Вспомнив это, я покачал головой и усмехнулся.
– Нет, такого я и в самом деле не могу себе представить, – пробормотал я. – А если бы и мог, было бы очень жаль – я так люблю жизнь!
– Что ты сказал? – спросила тетя.
– Да так, ничего, – махнул я рукой. – Просто подумалось вслух.
– О Кадетке?
– И о ней тоже, – кивнул я. – Наверное, когда-нибудь я напишу о ней, несмотря на все эти случайные совпадения, которые меня так смущают. Главную-то роль все-таки сыграли две страшные случайности – две мировые войны.
– Значит, напишешь? – обрадовалась тетя.
– Напишу. И ты будешь сердиться, потому что не все будет так, как было на самом деле. Может, и мне придется соврать, как пришлось тебе.
– Только чтобы было красиво!
– Если будет верно, то будет и красиво, – сказал я и встал. Мы пошли вниз по Отцову лугу. На Нижней поляне мы остановились и еще раз обвели глазами долину, откуда доносились голоса и звуки работы. Подземлич по-прежнему стоял на скале, нависшей над омутом, размахивал руками и что-то кричал, подгоняя односельчан. Пара лошадей цокала подковами по дороге, Идрийца шумела, птицы пели, и все сливалось в единый громкоголосый пульс жизни. Мне почудилось, будто я стою в центре огромного сердца. О, это был такой прекрасный весенний день, светлый и звонкий, точно отлитый из чистого серебра.
БАЛЛАДА О ТРУБЕ И ОБЛАКЕ
© Перевод А. Романенко
I
Печально пела труба, и в голубом небе безмятежно плыло белое облако.
А чуть погодя…
Вначале все было очень просто и даже хорошо.
Они поставили на пол чемодан, рюкзак и пишущую машинку. Комната выглядела уютной, но немного темной. Быть может, она только казалась темной, потому что снаружи все было залито огненными лучами яркого послеполуденного солнца, отвесно падавшими с синего неба.
Хозяин ладонью вытер лоб и ленивым движением стряхнул со лба капли пота.
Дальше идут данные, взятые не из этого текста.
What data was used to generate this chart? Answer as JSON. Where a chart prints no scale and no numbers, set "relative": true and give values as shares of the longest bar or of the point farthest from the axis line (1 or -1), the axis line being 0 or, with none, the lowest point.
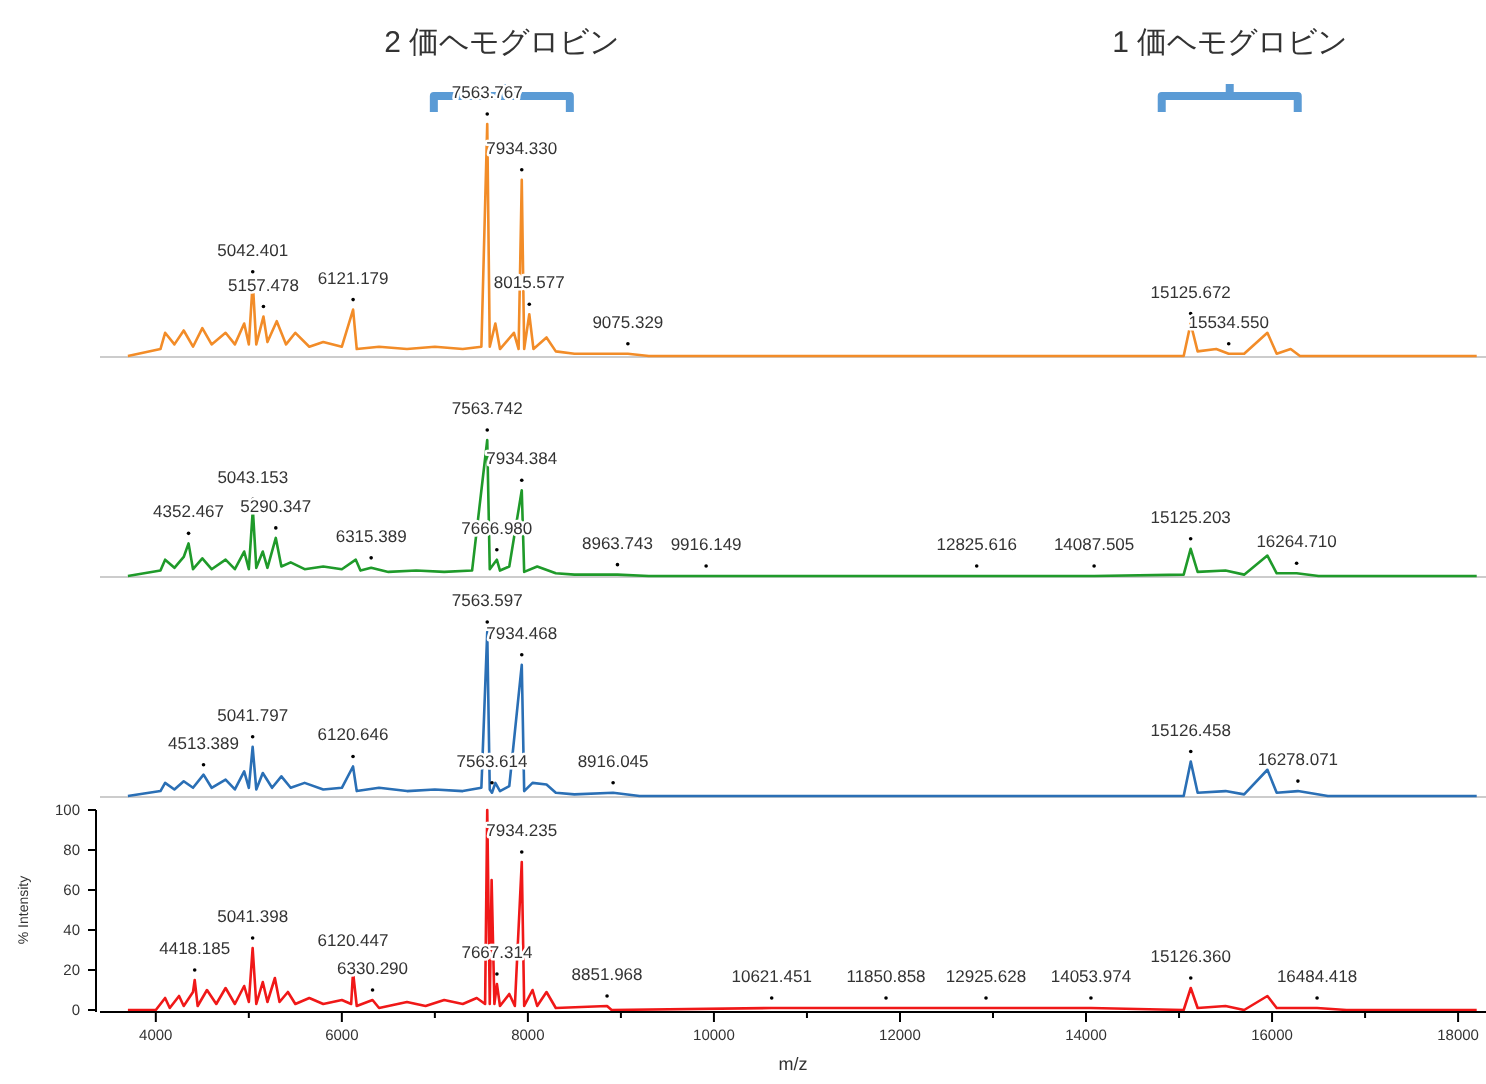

Потом, прислонившись к подоконнику, почесал заросший подбородок. Это был высокий, тощий крестьянин, голый до пояса, в коротких штанах; он стоял в проеме окна, выходившего в узкий внутренний двор, куда падал поток ослепительного солнечного света, и поэтому был темным, почти черным.
Петер Майцен сразу подошел к столу, лишь мельком посмотрел на него. Взглянул машинально, по привычке. И так же быстро определил: «Почерневшая готическая статуя великомученика несколько увеличенных размеров».
Он решил, что сравнение удачно, но тут же и это сравнение, и сам человек стали ему безразличны. Голову переполняло множество образов, и на душе было слишком радостно. Он стремительно взялся за расшатанный стол и начал двигать его по неровному полу, чтоб установить покрепче.
Хозяин шаркнул ногой и глотнул воздух. Потом почесал подбородок и произнес:
– Хм, такое дело… Вы, значит, пишете?
– Пишу! – кивнул Петер Майцен.
– Хм, такое дело… Однако можно подумать, что вы учитель… или врач… или еще кто-нибудь в таком роде…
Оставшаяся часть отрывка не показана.